= Eóganacht Raithlind =

Historic Irish dynasty

Eóganacht Raithlind or Uí Echach Muman are a branch of the Eóganachta, the ruling dynasty of Munster in southwest Ireland during the 5th-10th centuries. They took their name from Raithlinn or Raithleann described around the area of Bandon, in the same area. Archaeologists believe that Garranes Ringfort in Templemartin parish, near Bandon, County Cork may have been Rath Raithleann, the royal seat of the Eóganacht Raithleann. They are descended from Mac Cass, the son of Conall Corc, the first King of Cashel, through Mac Cass' son Echu.

==History==
In the 6th century the Uí Echach Muman split into two major groups; the Uí Láegaire and the Cenel nÁeda. The Cenel nÁeda were descended from Echu's grandson Áed Ualgarb mac Crimthainn. They gave their name to the barony of Kinalea in southern County Cork. An important sub-sept of the Cenel nÁeda were the Cénel mBéicce, descended from Bécc mac Fergusa (died 661) who gave their name to the barony of Kinelmeaky. They later became the O Mathghamhna or O'Mahonys. Máel Muad mac Brain belonged to this branch.

The Cenél Láegaire were descended from Echu's grandson Lóegaire mac Crimthainn and expanded westward toward Bantry as early as the 8th century.
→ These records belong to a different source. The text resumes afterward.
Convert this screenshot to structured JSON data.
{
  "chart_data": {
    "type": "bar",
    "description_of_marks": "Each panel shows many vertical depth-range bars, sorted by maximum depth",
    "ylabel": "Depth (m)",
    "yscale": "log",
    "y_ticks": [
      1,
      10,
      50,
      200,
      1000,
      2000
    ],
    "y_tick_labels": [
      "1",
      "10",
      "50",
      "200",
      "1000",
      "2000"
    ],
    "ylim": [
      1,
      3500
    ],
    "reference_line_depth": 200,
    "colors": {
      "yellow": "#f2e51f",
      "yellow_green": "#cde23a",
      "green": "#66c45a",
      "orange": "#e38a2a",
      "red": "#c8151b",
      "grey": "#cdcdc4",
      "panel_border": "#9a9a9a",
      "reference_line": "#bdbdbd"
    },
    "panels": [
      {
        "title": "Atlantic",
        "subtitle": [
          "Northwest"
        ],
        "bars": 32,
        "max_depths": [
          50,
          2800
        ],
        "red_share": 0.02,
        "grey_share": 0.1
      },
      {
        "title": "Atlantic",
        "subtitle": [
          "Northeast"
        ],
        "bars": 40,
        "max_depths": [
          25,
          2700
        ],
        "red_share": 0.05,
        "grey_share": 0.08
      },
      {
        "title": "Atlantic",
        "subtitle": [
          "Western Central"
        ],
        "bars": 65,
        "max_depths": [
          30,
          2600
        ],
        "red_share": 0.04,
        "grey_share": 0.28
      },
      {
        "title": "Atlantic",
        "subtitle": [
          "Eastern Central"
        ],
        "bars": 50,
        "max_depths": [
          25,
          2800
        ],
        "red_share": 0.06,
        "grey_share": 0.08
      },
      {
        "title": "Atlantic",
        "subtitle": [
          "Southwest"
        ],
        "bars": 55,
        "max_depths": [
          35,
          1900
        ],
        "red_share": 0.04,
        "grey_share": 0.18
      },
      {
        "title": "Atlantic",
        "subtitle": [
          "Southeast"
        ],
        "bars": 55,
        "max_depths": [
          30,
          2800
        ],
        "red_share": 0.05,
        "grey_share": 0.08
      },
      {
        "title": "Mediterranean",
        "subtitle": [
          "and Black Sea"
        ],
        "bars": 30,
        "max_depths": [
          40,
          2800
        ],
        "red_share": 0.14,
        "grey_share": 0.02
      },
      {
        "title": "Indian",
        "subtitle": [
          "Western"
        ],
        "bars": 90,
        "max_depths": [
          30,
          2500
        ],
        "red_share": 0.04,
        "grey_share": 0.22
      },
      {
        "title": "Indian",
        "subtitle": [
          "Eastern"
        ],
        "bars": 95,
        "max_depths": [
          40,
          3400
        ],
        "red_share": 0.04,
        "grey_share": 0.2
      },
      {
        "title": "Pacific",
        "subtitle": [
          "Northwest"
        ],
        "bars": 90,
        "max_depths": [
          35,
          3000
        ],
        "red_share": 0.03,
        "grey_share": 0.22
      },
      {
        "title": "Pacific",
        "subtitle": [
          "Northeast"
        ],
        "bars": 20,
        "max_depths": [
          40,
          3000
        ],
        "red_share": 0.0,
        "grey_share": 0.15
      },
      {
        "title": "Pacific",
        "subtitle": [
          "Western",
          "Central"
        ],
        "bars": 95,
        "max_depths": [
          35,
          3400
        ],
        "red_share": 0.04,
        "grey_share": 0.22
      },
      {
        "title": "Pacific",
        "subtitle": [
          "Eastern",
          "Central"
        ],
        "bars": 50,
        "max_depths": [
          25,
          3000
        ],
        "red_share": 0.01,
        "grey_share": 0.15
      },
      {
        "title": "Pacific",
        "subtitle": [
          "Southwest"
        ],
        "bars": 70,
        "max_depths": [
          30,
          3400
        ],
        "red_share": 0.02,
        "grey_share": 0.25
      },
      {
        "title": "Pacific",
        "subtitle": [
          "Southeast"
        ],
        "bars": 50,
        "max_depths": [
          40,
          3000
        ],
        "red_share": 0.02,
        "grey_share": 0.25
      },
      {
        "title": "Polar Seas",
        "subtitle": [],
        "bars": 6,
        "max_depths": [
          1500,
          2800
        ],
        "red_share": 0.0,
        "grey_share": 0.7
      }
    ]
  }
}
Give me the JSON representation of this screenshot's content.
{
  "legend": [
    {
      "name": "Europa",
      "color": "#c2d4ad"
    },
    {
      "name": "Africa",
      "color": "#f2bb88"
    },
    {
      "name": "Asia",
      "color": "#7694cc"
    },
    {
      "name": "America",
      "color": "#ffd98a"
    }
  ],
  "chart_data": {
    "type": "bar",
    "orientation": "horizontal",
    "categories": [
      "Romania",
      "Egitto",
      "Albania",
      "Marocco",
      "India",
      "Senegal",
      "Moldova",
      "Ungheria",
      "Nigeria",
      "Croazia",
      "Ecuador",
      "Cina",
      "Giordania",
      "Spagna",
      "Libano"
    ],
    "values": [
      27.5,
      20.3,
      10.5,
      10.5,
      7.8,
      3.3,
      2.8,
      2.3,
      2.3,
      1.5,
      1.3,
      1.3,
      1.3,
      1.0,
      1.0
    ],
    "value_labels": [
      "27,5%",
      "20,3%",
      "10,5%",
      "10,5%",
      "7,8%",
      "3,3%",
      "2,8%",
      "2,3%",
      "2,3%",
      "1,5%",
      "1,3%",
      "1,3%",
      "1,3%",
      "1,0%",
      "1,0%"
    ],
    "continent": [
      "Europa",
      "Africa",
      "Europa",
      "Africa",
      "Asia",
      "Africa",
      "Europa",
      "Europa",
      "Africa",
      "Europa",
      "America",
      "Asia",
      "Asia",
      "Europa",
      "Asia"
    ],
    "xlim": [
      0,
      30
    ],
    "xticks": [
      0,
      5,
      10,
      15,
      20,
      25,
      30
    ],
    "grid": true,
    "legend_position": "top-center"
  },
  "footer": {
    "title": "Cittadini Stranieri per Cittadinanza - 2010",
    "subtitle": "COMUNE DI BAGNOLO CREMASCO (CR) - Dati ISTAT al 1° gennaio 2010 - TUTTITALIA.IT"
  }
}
They were later represented by Ua Donnchadha, or O'Donoghues, a sept whose chiefs later settled in County Kerry. This branch are still represented among the Gaelic nobility of Ireland by the O'Donoghue of the Glens, Prince of Glenflesk.

Members of the Raithlind branch only rarely held the throne of all Munster. According to tradition Mac Cass died before his father and so Conall Corc took his son's inheritance and instead imposed his grandson Echu in the south thereby excluding them from the inner circle of Eoganachta. The Raithlind branch was semi-independent in the south in the territory of Desmond or South Munster, though they may have been subject to the Eóganacht Locha Léin at times during the height of their power in the late 6th and 7th centuries. In any event, following that era the O'Donoghues eventually gained the advantage in the region with Cashel also having a hand in the interim dynamics.